Hagad El-Ad1 dans un discours devant le conseil de sécurité dresse un portrait particulièrement dur de l’occupation Israël en Cisjordanie, lui reprochant l’utilisation des tous les mécanismes démocratiques légaux aux seules fins des intérêts de colons. Il demande une intervention internationale ce qui lui vaut des critiques en Israël où des voix s’élèvent pour qu’il soit inculpé de haute trahison. (Hagad El-Ad est israélien et vit à Jérusalem)

Ce que je vais vous dire n’a pas pour objet de vous choquer. Mon propos est cependant de vous émouvoir...Au cours des 49 années écoulées, et ce n’est pas fini, l’injustice connue sous le nom d’occupation de la Palestine et contrôle par Israël de la vie des Palestiniens à Gaza, en Cisjordanie et à Jérusalem-Est, est devenue partie intégrante de l’ordre international.

 


 

 

A moins d’une action internationale décisive, ce qui sera fait n’aboutira à rien.. Vivre sous régime militaire représente une violence invisible, bureaucratique, quotidienne. Cela signifie vivre sous un régime sans fin de demandes de permis, lequel contrôle la vie des Palestiniens depuis le berceau jusqu’au tombeau.. Ainsi, à chaque inspiration, les Palestiniens inhalent l’occupation. A la moindre erreur, vous pouvez perdre votre liberté de mouvement, vos moyens de subsistance ou même la possibilité de vous marier et de construire une famille avec votre bien-aimée.

Pendant ce temps, présents partout, il y a les colonies et les colons.

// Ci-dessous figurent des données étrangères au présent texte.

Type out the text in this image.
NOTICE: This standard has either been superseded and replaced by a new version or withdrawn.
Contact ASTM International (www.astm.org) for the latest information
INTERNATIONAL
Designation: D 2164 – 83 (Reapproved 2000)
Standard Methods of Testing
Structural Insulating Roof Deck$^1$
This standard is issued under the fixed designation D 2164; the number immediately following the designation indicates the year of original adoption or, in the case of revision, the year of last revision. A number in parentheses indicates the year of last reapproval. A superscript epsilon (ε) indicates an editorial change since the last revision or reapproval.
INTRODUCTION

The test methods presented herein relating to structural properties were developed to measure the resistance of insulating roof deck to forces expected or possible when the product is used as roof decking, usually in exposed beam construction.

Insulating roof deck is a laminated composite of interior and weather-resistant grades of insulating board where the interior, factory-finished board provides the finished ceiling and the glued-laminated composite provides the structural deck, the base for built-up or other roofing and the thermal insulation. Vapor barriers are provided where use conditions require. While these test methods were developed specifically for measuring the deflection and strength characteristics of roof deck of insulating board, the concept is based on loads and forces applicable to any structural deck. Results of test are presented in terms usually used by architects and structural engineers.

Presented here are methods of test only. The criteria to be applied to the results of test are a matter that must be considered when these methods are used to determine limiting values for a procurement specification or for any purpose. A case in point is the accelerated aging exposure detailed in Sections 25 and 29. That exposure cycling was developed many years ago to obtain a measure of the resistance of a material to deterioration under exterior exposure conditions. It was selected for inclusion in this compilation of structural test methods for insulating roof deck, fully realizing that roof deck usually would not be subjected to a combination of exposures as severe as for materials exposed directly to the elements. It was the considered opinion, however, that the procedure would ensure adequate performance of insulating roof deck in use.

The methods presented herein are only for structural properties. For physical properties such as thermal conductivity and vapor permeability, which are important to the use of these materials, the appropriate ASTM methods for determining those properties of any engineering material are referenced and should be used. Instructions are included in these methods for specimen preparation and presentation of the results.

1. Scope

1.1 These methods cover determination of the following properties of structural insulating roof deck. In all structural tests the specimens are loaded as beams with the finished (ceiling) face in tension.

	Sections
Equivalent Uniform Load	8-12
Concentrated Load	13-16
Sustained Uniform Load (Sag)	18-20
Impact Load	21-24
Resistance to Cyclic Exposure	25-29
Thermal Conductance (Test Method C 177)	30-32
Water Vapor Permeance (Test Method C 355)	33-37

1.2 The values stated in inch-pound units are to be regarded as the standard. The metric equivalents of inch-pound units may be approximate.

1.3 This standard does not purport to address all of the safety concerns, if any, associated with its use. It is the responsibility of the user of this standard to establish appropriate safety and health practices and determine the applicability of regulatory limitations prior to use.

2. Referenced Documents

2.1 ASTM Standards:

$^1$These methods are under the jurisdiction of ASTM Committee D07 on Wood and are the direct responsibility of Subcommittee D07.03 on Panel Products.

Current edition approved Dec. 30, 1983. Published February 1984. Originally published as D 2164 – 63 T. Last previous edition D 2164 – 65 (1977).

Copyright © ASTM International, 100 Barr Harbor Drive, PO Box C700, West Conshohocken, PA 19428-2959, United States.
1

Ce sont des citoyens israéliens qui vivent, sans se cacher, dans une démocratie du premier monde qui, d’une certaine manière, n’existe que pour eux, au-delà des frontières de leur pays.

...Presque tous les aspects de cette réalité sont considérés comme légaux par Israël. La façon dont Israël contrôle la vie des Palestiniens est unique par l’attention précautionneuse que la puissance occupante accorde à la lettre de la loi, tout en en étranglant l’esprit même.

..une fois en passant, peut-être une fois tous les dix ans, un militaire pas trop gradé se retrouve devant un tribunal bidon et, une fois en passant, un plan d’occupation des sols est approuvé pour un village. Ces singularités extraordinaires, soigneusement choisies, détournent utilement l’attention de l’image d’ensemble.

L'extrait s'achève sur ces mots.